KPK Tetapkan Kepala BPPN sebagai Tersangka BLBI

NUSANTARANEWS.CO, Jakarta – KPK (Komisi Pemberantasan Korupsi) menetapkan mantan Kepala Badan Penyehatan Perbankan Nasional (BPPN), Syarifuddin Arsyad Temenggung (SAT) sebagai tersangka korupsi.

Wakil Ketua KPK, Basaria Panjaitan mengatakan SAT selaku Ketua BPPN, diduga telah menguntungkan diri sendiri, atau orang lain atau korporasi, dalam penerbitan Surat Keterangan Lunas (SKL) Bantuan Likuiditas Bank Indonesia (BLBI) untuk Bank Dagang Nasional Indonesia (BDNI) milik Sjamsul Nursalim.

“Sehingga merugikan keuangan negara hingga Rp 3,7 triliun,” ujar Basaria di Gedung KPK, Jakarta Selatan, Selasa, (25/4/2017).

Basaria menjelaskan, penyelidikan perkara ini sudah dilakukan sejak awal tahun 2014. KPK juga sudah memintai keterangan sejumlah pihak yang relevan seperti ejumlah pejabat BPPN hingga menteri era Presiden Abdurrahman Wahid dan Mantan Presiden Megawati Soekarnoputri pun telah dimintai keterangannya.

“Setelah meminta keterangan dari pihak-pihak terpenuhilah dua alat bukti, dan KPK sudah melakukan gelar perkara, dan pimpinan serta penyidik menyepakati menaikan penyidikan,” ucap Basaria.

Baca Juga:  KPK Tetapkan Bupati Sidoarjo Gus Muhdlor Tersangka Korupsi, AMI Gelar Santunan Anak Yatim

BDNI merupakan milik Sjamsul Nursalim. Bank tersebut merupakan salah satu yang mendapat SKL BLBI senilai Rp 27,4 triliun. Surat lunas tersebut terbit pada April 2004 dengan aset yang diserahkan diantaranya PT Dipasena (laku Rp2,3 triliun), GT Petrochem dan GT Tire (laku Rp 1,83 triliun).

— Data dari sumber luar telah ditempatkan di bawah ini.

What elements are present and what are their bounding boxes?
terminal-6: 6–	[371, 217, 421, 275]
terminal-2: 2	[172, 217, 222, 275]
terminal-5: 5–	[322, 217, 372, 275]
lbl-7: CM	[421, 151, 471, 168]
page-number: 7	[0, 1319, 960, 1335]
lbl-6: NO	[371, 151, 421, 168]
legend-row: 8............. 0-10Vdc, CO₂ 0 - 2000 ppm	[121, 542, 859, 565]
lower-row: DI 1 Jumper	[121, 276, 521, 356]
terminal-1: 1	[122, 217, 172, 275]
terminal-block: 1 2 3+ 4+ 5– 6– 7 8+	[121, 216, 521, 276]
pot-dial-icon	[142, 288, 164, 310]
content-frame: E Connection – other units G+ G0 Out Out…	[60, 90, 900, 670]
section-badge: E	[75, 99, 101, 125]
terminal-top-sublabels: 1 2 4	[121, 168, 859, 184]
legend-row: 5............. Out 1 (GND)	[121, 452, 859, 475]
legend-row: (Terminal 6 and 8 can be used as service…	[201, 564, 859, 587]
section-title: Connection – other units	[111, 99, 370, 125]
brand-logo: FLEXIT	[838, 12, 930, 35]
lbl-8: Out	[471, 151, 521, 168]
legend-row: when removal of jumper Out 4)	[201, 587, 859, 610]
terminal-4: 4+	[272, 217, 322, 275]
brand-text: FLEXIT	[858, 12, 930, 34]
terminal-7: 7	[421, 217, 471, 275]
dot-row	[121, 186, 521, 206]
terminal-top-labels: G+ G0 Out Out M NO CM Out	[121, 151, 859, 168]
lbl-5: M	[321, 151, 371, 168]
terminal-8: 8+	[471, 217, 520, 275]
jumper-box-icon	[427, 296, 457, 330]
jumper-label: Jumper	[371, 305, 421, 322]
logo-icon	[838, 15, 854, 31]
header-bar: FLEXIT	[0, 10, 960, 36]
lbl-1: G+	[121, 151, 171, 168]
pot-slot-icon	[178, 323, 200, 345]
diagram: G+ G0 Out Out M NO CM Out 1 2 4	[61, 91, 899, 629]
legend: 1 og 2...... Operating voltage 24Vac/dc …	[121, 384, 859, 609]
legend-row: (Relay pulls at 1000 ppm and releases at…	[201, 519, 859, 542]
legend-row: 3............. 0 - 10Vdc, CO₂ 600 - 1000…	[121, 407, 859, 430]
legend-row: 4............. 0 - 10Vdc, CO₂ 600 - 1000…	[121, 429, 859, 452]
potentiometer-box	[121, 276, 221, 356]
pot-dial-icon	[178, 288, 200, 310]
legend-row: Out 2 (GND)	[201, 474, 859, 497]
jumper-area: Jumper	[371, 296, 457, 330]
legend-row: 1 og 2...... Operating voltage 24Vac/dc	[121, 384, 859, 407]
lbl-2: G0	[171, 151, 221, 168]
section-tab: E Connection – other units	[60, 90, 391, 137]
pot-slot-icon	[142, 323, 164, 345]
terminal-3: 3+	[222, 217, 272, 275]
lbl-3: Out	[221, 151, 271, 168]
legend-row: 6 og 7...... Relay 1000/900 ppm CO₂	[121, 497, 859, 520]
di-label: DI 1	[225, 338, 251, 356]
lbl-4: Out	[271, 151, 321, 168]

Atas perbuatannya itu Syarifuddin disangkakan melanggar Pasal 2 ayat (1) atau Pasal 3 Undang-Undang Nomor 31 Tahun 1999 sebagaimana telah diubah dalam Undang-Undang Nomor 20 Tahun 2001 tentang Pemberantasan Tindak Pidana Korupsi juncto Pasal 55 ayat (1) ke-1 KUHP.

Sebagai informasi, pada tahun 1997-1998 Indonesia diterpa krisis Sedikitnya, ada 48 bank yang menerima bantuan Bank Indonesia, dengan total Rp 147,7 triliun.

SKL BLBI sendiri dikeluarkan BPPN di era Megawati, berdasarkan Inpres Nomor 8 Tahun 2002 dan Tap MPR Nomor 6 dan 10. SKL tersebut dipakai Kejaksaan Agung untuk menghentikan penyidikan (Surat Perintah Penghentian Penyidikan/ SP3) terhadap sejumlah debitur bermasalah.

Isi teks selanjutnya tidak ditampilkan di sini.